Posted this two years ago (11/21/06). Had been invited to share at a friend’s workplace. And this morning’s twitter conversation might play into it as well. Funny how the old thoughts keep resurfacing from time to time.
I was invited to speak today at a luncheon at a church member’s workplace. Folks have been inspired by the Life @ Work sermon series that has been going on the past few weeks at Seacoast, and they want to share some of that with co-workers. One of the things Maria asked me to hit on was “Your Worth at Work”, so I’m spinning off of that a little to share something that’s been meaningful to me.
When it’s all said and done, what really makes ___________________ worthwhile? Whatever is in that blank, what makes it worth doing, or worth doing well? I get reminded over and over that it’s my interaction with others that is the most meaningful part of anything I do. So I took this time to parse through Micah 6:8 – “… and this is what He requires: to do what is right, to love mercy, and to walk humbly with your God” (nlt).
- To “do what is right” (or “act justly”) is to be about doing the right thing for the right reasons. It’s a right motivation towards others, actively trying to do right by them.
- To “love mercy” is to be merciful – we tend to love mercy when we need it, but we generally respond slowly and judgmentally when others have messed up. Again, it’s about interacting or reacting with others in a way that naturally gives the benefit of the doubt.
- To “walk humbly” is to be grounded – not too high, not to depressed, but even-keeled. In relationships, it’s seeking to lift the “other” up, encouraging and challenging and honoring. “Love doesn’t seek its own” is lived out humbly, mercifully and justly with the friends, co-workers and family around us.
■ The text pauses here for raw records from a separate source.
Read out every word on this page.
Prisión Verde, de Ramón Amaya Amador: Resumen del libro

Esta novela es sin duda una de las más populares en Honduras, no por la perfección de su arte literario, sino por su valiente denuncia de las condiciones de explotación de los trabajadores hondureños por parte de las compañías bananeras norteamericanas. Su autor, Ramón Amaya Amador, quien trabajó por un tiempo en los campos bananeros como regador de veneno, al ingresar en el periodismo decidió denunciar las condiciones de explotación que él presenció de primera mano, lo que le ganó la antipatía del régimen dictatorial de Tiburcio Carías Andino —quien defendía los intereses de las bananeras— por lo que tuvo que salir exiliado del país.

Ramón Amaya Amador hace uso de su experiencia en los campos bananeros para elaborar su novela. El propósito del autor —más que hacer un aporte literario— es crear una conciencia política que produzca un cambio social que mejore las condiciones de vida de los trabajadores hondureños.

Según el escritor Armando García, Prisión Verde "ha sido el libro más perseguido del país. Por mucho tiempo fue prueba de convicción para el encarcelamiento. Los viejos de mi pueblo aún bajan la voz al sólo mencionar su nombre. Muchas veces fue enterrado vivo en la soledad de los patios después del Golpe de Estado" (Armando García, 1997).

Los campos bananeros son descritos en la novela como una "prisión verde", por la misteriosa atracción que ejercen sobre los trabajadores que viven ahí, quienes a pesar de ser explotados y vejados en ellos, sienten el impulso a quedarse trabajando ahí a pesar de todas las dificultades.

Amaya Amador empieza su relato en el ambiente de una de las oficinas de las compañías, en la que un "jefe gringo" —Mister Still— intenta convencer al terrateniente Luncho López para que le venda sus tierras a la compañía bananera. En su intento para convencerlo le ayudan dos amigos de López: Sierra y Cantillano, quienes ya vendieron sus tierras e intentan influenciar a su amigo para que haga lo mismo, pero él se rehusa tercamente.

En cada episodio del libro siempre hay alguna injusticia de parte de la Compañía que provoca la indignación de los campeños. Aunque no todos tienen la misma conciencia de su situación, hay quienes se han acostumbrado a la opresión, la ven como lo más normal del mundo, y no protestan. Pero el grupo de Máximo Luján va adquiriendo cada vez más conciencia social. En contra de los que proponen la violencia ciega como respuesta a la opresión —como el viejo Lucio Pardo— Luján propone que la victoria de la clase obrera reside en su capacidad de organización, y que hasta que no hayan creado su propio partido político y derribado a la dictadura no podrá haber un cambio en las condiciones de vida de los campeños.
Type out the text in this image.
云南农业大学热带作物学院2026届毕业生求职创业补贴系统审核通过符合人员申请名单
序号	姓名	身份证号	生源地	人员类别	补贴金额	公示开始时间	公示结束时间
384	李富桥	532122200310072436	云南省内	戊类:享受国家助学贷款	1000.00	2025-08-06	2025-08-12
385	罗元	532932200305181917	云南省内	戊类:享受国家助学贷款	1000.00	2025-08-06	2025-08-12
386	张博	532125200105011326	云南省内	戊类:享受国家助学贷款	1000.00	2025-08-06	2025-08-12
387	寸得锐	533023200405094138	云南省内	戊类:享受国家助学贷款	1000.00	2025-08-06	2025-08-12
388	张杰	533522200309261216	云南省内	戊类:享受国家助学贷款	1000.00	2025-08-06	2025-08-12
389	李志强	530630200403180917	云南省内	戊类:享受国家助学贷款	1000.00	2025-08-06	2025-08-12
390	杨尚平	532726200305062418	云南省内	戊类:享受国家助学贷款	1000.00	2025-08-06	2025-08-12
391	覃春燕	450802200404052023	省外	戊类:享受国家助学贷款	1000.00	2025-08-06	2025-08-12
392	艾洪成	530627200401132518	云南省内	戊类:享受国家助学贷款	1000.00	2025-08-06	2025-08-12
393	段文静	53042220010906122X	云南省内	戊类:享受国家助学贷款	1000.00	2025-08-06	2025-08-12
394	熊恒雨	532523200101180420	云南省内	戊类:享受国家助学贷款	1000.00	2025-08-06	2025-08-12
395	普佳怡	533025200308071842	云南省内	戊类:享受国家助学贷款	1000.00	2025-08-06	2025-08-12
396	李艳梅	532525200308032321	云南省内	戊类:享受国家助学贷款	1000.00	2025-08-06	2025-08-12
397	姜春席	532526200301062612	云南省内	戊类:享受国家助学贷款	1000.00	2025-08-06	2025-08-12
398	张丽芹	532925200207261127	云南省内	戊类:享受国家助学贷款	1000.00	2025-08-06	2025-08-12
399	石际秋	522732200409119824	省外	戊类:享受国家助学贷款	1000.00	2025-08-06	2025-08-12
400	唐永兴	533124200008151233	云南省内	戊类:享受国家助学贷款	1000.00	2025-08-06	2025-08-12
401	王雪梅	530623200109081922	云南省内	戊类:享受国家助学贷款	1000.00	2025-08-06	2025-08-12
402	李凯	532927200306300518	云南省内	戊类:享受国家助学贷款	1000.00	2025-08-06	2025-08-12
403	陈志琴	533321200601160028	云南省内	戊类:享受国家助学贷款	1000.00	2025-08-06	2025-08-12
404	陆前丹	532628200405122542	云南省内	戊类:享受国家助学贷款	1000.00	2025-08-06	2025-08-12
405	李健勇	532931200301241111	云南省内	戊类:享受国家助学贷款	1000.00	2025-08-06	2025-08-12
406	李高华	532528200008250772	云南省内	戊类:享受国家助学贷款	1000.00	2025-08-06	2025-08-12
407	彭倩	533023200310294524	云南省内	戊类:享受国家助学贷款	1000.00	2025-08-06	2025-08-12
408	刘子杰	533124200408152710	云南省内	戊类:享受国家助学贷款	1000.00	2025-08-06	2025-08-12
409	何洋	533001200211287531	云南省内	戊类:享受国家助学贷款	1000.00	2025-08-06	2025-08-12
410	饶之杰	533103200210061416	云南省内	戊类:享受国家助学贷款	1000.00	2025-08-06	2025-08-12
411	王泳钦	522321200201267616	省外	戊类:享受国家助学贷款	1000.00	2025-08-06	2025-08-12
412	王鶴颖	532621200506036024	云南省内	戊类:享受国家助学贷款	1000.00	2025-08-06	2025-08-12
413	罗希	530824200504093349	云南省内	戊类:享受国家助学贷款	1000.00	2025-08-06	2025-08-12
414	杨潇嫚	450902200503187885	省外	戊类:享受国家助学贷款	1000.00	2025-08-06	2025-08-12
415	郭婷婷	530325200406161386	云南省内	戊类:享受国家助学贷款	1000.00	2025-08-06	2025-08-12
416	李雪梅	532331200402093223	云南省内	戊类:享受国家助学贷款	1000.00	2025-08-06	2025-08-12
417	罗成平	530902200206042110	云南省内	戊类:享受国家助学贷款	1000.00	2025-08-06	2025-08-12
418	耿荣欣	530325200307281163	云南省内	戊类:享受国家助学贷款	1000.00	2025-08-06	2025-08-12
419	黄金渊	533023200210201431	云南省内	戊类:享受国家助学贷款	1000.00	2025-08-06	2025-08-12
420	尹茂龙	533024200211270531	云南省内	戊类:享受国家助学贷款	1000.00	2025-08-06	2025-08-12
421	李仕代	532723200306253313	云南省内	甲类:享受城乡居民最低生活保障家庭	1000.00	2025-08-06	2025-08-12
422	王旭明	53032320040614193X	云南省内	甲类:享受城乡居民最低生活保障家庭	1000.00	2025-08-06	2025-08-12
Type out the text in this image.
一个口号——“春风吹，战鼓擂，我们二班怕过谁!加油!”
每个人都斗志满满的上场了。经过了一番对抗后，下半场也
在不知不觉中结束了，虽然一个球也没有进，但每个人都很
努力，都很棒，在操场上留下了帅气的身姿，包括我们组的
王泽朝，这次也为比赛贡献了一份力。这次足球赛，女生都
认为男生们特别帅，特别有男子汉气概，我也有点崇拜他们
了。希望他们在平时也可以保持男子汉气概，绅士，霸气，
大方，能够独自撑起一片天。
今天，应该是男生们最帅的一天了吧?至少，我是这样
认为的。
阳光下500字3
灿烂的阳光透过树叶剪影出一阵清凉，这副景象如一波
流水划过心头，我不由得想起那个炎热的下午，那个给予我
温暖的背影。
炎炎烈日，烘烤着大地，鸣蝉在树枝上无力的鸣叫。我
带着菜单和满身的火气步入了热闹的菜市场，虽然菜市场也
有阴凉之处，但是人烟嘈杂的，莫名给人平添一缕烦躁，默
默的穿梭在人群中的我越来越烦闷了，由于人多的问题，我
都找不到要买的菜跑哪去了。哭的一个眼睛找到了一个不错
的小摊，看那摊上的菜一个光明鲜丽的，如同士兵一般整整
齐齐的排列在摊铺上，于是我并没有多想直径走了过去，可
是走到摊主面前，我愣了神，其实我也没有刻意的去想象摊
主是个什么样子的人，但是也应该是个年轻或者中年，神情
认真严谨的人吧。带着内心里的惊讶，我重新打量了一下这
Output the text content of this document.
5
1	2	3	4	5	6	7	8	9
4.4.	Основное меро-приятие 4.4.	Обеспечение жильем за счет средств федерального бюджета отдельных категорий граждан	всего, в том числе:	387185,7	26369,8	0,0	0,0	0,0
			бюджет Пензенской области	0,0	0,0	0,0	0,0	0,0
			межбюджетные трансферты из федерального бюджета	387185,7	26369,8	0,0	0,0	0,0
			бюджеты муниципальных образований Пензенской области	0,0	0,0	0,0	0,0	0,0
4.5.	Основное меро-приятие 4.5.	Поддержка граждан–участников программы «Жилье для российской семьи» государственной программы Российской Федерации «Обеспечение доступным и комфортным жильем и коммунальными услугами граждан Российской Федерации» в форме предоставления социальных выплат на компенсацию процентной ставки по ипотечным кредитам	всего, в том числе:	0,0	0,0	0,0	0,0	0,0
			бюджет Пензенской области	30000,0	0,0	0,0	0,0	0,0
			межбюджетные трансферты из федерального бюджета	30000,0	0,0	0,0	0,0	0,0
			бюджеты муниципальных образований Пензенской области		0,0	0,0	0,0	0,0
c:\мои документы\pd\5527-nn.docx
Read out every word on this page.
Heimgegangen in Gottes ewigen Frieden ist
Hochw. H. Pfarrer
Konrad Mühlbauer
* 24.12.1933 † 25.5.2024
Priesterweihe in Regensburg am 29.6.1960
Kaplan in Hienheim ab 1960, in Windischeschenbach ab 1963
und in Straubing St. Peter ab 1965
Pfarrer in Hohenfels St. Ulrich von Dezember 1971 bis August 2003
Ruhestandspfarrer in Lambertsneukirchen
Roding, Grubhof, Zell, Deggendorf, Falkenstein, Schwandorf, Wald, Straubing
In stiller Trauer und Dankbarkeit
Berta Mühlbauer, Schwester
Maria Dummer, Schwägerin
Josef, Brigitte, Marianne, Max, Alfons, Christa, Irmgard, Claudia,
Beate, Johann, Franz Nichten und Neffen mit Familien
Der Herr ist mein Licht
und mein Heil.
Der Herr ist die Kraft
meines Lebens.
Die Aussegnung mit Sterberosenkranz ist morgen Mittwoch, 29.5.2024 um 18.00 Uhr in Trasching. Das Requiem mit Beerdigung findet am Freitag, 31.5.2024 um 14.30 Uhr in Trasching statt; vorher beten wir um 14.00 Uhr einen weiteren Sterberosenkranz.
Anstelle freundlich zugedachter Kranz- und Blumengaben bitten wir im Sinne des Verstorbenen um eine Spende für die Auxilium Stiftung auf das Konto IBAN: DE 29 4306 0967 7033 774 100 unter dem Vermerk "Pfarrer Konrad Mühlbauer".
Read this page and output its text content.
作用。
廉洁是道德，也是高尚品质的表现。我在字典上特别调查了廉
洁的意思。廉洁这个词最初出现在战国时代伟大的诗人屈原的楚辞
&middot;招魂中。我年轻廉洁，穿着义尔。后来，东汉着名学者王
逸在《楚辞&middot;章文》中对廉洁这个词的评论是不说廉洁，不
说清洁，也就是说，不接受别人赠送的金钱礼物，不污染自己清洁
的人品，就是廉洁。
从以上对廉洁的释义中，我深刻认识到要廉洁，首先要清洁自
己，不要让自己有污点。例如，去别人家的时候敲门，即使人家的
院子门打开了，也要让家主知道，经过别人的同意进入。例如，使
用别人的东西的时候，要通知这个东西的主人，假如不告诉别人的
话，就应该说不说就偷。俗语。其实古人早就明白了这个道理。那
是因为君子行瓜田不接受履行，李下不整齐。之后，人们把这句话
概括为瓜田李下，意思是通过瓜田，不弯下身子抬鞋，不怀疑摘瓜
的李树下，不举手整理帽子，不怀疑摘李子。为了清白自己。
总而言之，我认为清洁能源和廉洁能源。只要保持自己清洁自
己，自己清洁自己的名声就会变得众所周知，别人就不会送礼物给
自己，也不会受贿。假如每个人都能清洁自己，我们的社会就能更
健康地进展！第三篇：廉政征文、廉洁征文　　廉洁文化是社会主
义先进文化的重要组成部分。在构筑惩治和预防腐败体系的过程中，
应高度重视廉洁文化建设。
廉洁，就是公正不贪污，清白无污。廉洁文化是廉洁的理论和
- “with your God” – when this phrase is attached to the “walk humbly” part, it’s a statement of our standing with God, before God. But if this idea is used with each of the three active verbs, it now means that our sense of justice and love of mercy and attitude of humility is under-girded and ultimately fed by God. There has to be an outside source, because life doesn’t keep going on totally fair, totally forgiving, totally pride-less. We have to have that real interaction with God in order to live out these “requirements” in a way that’s meaningful and lasting.
After that, I ate some turkey, drank some sweet tea, and enjoyed a wonderfully prepared sweet potato. I was really encouraged, and thankful to Maria and the others for the opportunity to speak and share and hopefully tweak/challenge ever so slightly the common sensibility in us all.